I need help to build a generator for a Siamese model in Keras and Tensorflow. I succeeded in creating a python generator but it resulted too slow for my purposes. My idea was to use Tensorflow datasets but I could not make it work.
My data are couples of proteins that do (label=1) or do not interact (label =0). Data are redundant, meaning that a protein can interact with many others like this:
Protein 1 protein 2 label
1 2 1
1 3 1
1 4 0
2 1 0
2 4 1
And so on. For this reason I thought to create a tf.dataset of indexes, to manipulate them, and to recover the protein sequences at the end. Ideally my dataset should produce a shuffled, batched list of coupled indexes with labels like:
id1 id2 label
12 15 0
10 9 1
25 12 1
9 7 0
And then a final step should recover sequences from another indexed database, returning protein sequences to be fed to the Siamese model. Kind of:
if the db with sequences is:
1 seq(1)
2 seq(2)
. . .
20000 seq(20000)
The function should return a batch:
[seq(p12),seq(p15),0]
[seq(p10),seq(p9),1]
[seq(p25),seq(p12),1]
[seq(p9),seq(p7),0]
I created a dataset of indexes, shuffled and batched it, but there is no way to recover the real sequences using dataset.map. I tried everything I could, but I miss something basic I think. The example code is:
import tensorflow as tf
import numpy as np
print(tf.__version__)
# Create sequence db tf version
seq_db_tf=tf.random.uniform(
shape=[10,10],
minval=0,
maxval=1,
dtype=tf.dtypes.float32,
seed=None,
name=None
)
# Create sequence db numpy version
seq_db_np=np.random.rand(10,10)
# check indexing
print (seq_db[1:4])
# Create array of indexes and labels (not 0 1 but random in this example)

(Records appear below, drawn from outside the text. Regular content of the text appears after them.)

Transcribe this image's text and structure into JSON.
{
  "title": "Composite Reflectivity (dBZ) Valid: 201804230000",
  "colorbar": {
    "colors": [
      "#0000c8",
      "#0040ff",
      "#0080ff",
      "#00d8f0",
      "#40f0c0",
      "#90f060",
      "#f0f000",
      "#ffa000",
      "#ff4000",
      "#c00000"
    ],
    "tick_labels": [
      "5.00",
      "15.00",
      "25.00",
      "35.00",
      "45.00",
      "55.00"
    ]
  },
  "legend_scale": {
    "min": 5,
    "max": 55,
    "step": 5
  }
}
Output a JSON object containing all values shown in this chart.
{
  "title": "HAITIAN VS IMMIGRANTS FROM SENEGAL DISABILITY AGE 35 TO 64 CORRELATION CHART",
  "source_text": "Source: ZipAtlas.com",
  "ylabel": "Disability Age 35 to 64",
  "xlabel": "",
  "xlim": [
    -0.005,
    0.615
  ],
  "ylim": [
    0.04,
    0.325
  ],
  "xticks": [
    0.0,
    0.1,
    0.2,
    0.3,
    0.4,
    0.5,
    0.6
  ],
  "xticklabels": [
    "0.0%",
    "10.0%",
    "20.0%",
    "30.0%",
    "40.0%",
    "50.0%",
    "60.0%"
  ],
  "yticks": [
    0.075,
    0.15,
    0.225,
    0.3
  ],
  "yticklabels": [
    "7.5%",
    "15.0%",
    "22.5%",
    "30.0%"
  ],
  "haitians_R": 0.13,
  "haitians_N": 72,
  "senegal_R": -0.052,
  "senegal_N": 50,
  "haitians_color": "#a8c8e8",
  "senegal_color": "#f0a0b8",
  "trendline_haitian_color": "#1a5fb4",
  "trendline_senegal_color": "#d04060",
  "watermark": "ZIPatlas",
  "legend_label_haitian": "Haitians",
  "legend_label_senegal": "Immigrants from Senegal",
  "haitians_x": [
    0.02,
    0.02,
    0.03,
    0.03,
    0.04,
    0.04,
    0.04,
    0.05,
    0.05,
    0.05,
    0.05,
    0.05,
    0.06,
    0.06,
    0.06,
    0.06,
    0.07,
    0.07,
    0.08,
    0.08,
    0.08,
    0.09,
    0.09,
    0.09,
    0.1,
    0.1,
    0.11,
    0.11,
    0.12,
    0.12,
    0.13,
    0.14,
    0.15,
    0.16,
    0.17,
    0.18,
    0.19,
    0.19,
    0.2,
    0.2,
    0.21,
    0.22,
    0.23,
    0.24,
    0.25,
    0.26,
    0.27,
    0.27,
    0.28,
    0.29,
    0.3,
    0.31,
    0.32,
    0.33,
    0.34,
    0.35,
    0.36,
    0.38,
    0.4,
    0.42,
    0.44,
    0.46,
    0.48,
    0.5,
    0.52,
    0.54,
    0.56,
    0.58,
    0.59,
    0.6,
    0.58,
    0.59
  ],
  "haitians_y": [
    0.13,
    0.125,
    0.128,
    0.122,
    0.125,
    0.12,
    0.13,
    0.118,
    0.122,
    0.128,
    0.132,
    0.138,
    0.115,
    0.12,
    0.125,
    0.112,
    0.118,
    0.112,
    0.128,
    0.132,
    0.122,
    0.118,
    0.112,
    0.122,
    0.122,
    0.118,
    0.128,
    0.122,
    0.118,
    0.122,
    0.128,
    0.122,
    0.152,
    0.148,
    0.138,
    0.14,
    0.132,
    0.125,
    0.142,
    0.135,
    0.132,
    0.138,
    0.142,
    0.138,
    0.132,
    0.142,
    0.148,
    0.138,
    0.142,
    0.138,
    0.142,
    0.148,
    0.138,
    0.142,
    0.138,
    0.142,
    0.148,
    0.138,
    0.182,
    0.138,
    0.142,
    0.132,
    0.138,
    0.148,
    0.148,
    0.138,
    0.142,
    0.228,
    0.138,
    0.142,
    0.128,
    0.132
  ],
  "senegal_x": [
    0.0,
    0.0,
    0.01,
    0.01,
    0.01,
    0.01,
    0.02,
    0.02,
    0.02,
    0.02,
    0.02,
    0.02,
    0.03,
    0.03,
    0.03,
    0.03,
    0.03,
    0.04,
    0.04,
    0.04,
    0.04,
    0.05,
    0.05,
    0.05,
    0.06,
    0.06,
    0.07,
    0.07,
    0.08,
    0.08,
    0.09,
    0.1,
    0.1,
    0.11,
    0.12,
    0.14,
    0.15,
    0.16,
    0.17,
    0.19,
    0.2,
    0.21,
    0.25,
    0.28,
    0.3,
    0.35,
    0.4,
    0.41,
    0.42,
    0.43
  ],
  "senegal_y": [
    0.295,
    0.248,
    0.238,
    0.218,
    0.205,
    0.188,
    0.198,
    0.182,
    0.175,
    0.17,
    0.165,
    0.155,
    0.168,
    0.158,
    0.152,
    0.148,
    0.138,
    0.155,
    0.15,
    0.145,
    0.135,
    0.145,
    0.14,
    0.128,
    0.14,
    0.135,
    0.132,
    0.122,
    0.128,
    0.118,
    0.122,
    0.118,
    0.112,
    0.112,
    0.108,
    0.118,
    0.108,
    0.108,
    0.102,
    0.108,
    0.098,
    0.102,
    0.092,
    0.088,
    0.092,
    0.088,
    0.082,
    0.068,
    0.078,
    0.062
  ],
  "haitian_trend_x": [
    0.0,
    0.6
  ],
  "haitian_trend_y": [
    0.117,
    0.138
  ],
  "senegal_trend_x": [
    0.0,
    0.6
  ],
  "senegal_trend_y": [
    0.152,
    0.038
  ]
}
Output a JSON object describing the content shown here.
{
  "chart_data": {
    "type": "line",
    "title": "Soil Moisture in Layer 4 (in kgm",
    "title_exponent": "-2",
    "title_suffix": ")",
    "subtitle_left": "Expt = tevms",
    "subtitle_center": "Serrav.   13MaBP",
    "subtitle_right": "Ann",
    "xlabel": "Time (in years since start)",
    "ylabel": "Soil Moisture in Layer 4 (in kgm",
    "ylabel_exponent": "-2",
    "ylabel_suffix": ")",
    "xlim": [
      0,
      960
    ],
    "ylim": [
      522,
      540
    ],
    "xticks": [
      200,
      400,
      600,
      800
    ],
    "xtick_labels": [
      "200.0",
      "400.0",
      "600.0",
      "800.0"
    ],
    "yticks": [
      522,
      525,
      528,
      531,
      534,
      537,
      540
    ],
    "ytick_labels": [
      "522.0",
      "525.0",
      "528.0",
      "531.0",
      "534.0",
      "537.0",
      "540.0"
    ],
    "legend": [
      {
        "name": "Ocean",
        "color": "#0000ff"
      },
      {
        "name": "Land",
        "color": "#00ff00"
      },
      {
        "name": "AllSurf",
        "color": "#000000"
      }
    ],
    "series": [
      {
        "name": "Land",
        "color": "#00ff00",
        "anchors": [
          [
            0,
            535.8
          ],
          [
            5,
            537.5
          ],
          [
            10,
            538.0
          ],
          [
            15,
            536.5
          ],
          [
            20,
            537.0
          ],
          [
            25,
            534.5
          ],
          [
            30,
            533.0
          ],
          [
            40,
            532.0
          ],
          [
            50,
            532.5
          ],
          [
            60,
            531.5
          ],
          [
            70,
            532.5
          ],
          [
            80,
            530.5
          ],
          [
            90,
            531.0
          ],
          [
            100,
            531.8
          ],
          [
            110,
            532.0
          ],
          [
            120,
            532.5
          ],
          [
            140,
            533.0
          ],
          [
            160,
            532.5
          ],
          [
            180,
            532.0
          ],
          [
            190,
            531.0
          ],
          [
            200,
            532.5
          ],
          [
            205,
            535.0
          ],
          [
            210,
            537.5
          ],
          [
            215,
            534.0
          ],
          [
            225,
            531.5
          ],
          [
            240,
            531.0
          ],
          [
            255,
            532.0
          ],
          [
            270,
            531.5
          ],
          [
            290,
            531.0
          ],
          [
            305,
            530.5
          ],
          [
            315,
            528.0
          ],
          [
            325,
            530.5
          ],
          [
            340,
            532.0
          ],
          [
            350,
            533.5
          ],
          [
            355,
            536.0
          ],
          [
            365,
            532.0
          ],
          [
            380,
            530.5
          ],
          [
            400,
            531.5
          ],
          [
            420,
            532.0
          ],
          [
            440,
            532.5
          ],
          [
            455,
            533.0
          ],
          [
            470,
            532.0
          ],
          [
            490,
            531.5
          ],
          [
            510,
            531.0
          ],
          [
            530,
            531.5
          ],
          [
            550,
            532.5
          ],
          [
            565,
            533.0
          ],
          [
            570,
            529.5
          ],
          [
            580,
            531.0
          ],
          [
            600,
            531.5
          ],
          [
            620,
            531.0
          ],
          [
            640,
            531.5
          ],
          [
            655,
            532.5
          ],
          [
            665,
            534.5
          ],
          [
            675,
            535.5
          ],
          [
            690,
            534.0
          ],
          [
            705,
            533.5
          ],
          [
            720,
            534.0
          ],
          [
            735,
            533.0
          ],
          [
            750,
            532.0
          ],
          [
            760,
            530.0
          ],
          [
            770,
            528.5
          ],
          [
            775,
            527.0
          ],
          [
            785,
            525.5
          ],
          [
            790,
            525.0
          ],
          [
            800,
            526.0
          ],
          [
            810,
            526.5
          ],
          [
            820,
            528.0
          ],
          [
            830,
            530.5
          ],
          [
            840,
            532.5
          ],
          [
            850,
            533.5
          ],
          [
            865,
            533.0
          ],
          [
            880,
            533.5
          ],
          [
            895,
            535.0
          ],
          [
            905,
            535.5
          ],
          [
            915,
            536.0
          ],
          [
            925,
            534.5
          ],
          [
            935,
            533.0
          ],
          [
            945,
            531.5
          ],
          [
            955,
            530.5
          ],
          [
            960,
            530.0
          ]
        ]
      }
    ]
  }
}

index_db=tf.random.uniform(
shape=[4,3],
minval=0,
maxval=10,
dtype=tf.dtypes.int32,
seed=None,
name=None
)
# check indexing
print (index_db[1:4])
def to_numpy(t):
tn=t.numpy()
return tn
dataset = tf.data.Dataset.from_tensor_slices(index_db)
dataset=dataset.batch(2,drop_remainder=True)
dataset1=dataset.map(lambda x: create_couples(x,seq_db_np))
##################### function to map something like
def create_couples(dataset,seq_db_np):
for i in dataset:
p1=i[:,0].numpy()
p2=i[:,1].numpy()
label=i[:,2].numpy()
seq1=seq_db_np[p1,:]
seq2=seq_db_np[p2,:]
return [[seq1,seq2],label]
in ended up with this solution:
now it works, but I had to batch before mapping , because the function "create couples" accepted only batches of data in "tf.gather" function. I had also to zip sequences and labels datasets because the siamese model did not take a single dataset in the formats [[X1,X2],labels] or ((X1,X2),labels). I wanted a more elegant solution, but it seems to work.